Ademais, as facilidades
criadas no último período para a liberação de sementes transgênicas dependentes
do uso de agrotóxicos também demonstram a clara opção do governo pelo
agronegócio.
Apesar das contradições
existentes, uma conquista importante no processo de construção de uma nova
forma de produzir alimentos sem o uso de agrotóxicos é a construção da Politica
Nacional de Agroecologia e Produção Orgânica (Pnapo), fruto da luta das
organizações e da sociedade civil organizada que ao longo dos anos vem exigindo
e apontando alternativas frente ao modelo hegemônico de agricultura. No
entanto, é importante destacar que a Pnapo é insuficiente, pois não tem condições
de garantir um processo massivo de transição para a agroecologia e, além disso,
se torna frágil na medida em que não existe uma política nacional de
enfrentamento ao uso de agrotóxicos, uma vez que as propriedades que adotarem
uma forma de produção sem venenos estarão suscetíveis a possíveis contaminações
de agrotóxicos utilizados em outras propriedades próximas. A legislação
existente, que poderia proteger as áreas de produção orgânicas e
agroecológicas, é fraca e constantemente desrespeitada.

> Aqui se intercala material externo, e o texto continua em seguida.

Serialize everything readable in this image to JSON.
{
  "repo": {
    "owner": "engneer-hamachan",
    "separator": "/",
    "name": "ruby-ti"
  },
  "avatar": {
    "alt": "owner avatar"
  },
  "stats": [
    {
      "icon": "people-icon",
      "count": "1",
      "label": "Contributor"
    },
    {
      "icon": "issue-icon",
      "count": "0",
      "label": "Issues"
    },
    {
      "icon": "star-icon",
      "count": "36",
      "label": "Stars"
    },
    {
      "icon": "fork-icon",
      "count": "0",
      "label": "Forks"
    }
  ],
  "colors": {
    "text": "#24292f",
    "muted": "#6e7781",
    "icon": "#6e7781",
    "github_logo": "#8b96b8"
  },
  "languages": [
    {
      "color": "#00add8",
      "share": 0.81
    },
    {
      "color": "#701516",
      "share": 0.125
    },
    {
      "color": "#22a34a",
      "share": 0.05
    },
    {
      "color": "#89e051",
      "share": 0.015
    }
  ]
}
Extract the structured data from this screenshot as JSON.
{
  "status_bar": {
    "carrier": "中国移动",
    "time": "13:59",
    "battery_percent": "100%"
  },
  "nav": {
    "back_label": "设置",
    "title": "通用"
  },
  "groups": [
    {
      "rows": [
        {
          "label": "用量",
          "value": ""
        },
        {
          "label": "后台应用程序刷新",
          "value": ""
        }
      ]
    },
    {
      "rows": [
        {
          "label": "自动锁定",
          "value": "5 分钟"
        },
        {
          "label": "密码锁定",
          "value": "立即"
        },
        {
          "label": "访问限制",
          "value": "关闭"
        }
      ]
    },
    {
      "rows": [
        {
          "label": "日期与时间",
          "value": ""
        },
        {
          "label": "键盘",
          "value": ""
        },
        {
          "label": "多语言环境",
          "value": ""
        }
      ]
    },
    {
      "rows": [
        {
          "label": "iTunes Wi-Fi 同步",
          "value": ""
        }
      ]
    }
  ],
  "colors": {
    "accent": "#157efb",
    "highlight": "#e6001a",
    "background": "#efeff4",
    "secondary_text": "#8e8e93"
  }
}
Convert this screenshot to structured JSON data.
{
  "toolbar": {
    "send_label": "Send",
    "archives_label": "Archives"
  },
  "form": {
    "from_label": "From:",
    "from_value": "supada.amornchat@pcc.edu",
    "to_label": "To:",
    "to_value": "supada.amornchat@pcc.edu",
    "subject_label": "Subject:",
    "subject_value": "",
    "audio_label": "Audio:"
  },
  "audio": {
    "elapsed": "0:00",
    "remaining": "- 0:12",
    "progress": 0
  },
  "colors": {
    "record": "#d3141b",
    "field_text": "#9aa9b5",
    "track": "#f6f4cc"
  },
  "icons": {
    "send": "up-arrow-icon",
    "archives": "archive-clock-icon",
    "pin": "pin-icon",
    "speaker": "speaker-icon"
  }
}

Nos últimos anos, embora a
sociedade tenha emitido claros sinais de que aumentou sua percepção em relação
aos problemas gerados pelos agrotóxicos, as iniciativas do governo e dos
alia-dos do agronegócio no Congresso Nacional têm andado na contramão. Os
próximos anos serão de muita luta nesse campo; há, por exemplo, vários projetos
de lei tramitando, e pouquíssimos deles objetivam diminuir ou controlar o uso
abusivo de agrotóxicos. Pelo contrário, a maioria propõe a flexibilização da lei de
agrotóxicos.
Em 2013, esperamos que a
sociedade possa se organizar cada vez mais para enfrentar as disputas que virão
em relação a este tema; afinal, não podemos deixar que o país se torne uma lixeira tóxica mundial.
[Cléber Folgado é dirigente do MPA/Via Campesina e
Coordenador da Campanha Permanente Contra os Agrotóxicos e Pela Vida].